Elearning is establishing itself quite firmly as a viable solution, and often replacement, for classroom learning. I for one don’t believe elearning is the best for every scenario, but it certainly can hold its own.
In the training design & delivery world, you will find mixed feelings regarding elearning when compared to live classroom training. There could be a variety of reasons here, but I suspect it’s because some live trainers don’t want to be replaced. Naturally, this will never really happen, as no amount of elearning can replace the human element provided by live training. However, I do know it to be a concern in some circles.
The best way to think about elearning is as a supplement to live training sessions. Yes, in some cases it is a viable replacement altogether – often saving time and money for an organization. The great thing about elearning is that experts build the content, and it can exist for years, whereas there is often a shortage of well-trained teachers and the delivery is variable (compared to the consistent delivery of elearning). That said, live training can certainly be more engaging and allows for in-person collaboration.
When it comes down to the bottom line (costs), the reusable nature of elearning is by far and away the best solution for the price conscientious. The cost of a live training session quickly reaches four (sometimes five) figures given the associated costs with logistics. Before the training even begins the costs are enormous.
When deciding if elearning or live training is the best solution, the key thing to consider is the content itself, and if it is conducive to self-controlled learning. In other words, does it make sense to entrust the learner with controlling the learning experience. In elearning, the learner sets the pace, which can be beneficial in many settings, but ultimately the discipline to completely understand the content also rests with the learner. For complex, new topics this may be too much to ask of students.

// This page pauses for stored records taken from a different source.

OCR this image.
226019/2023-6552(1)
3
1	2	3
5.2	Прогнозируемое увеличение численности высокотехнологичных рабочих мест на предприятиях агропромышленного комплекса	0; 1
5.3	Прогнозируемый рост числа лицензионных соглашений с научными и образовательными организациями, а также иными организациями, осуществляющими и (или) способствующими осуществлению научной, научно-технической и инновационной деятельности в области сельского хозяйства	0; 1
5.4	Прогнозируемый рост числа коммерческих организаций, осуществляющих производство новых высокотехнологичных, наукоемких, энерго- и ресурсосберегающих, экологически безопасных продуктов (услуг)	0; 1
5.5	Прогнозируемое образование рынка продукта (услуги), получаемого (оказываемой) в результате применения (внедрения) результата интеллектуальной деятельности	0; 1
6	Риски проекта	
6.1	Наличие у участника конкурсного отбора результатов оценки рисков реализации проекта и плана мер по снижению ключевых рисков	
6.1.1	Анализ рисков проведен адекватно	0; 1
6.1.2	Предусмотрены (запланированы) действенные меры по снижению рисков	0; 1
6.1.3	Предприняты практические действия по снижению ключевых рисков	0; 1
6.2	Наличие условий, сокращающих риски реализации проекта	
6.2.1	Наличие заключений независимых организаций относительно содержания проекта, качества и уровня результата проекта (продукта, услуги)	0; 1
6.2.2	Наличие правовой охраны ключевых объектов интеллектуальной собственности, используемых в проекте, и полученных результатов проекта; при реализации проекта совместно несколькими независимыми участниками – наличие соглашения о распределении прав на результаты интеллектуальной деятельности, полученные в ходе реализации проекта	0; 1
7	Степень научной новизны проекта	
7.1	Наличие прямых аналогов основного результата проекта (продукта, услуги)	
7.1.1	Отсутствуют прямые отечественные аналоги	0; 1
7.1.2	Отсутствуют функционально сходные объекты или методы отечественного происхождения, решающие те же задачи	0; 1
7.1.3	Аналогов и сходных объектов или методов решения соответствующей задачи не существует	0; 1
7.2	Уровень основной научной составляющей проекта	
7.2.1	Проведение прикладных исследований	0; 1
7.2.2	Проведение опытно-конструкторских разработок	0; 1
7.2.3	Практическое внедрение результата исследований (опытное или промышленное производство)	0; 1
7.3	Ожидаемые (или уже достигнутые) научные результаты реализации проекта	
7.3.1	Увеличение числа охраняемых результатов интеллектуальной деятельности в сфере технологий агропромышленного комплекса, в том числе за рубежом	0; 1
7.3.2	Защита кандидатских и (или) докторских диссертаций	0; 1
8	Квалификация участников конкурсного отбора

In this case, a live training session should probably be used, perhaps supplemented by an elearning prerequisite.
If you are responsible for creating a training program, take a look at the complexity of the content, duration of training, and your allotted budget. Depending on these factors, you will be able to come up with a viable mix of both elearning and live training. If your budget doesn’t allow for classroom based training, consider supplementing the elearning modules with webinars instead. In the end, it’s best to use a variety of methods to delivery training as everyone learns differently.